Unified interface to interact with LLMs.

Parameters:

backend – The backend to use (default: “openai”)

Raises:

LLMException – If the backend is unsupported

OpenAIClient

class darca_llm.OpenAIClient[source]

Bases: BaseLLMClient

LLM backend that uses OpenAI’s GPT models via their official API.

This class implements the BaseLLMClient interface, utilizing the OpenAI Python client library to make requests to GPT models (e.g., gpt-4, gpt-3.5-turbo).

Handles direct interaction with OpenAI’s API. Inherits from BaseLLMClient.

get_raw_response(system: str, user: str, llm: str = 'gpt-4', temperature: float = 1.0) str[source]

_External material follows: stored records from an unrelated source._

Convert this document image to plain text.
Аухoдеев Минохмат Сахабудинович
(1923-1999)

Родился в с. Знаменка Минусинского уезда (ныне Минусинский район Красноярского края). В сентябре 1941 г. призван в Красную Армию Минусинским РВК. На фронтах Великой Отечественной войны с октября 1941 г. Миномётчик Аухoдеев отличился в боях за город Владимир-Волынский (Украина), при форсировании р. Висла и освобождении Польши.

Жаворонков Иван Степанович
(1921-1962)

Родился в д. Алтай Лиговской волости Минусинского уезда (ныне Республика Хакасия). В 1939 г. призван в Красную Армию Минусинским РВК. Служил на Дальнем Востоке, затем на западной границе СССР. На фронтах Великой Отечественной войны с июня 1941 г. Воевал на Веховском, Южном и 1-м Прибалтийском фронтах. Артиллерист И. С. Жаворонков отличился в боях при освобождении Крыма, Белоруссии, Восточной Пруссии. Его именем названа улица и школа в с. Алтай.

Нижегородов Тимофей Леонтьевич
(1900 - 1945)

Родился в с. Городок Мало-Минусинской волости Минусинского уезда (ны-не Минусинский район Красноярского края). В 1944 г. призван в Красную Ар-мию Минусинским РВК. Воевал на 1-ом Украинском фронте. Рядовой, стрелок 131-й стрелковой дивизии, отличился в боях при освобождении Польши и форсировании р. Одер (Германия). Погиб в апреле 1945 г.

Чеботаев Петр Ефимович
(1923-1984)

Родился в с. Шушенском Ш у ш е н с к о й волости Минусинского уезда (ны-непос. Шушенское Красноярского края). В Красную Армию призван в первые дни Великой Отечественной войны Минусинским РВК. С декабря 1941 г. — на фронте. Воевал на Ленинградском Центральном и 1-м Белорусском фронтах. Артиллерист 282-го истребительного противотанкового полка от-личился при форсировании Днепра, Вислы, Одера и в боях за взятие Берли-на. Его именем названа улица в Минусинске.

Send a system and user prompt to OpenAI and return the chat response.

Parameters:
  • system (str) – The system message providing context or instructions to the LLM.

  • user (str) – The user message, typically containing the main query.

  • llm (str) – The identifier of the OpenAI model to use (e.g., gpt-4).

  • temperature (float) – Sampling temperature for the request to control response randomness.

Returns:

The text content of the LLM response.

Return type:

str

Raises:

LLMResponseError – If the API request fails or the response cannot be parsed.

BaseLLMClient

class darca_llm.BaseLLMClient[source]

Bases: ABC

Abstract base class for LLM backends. Provides shared logic for file content processing.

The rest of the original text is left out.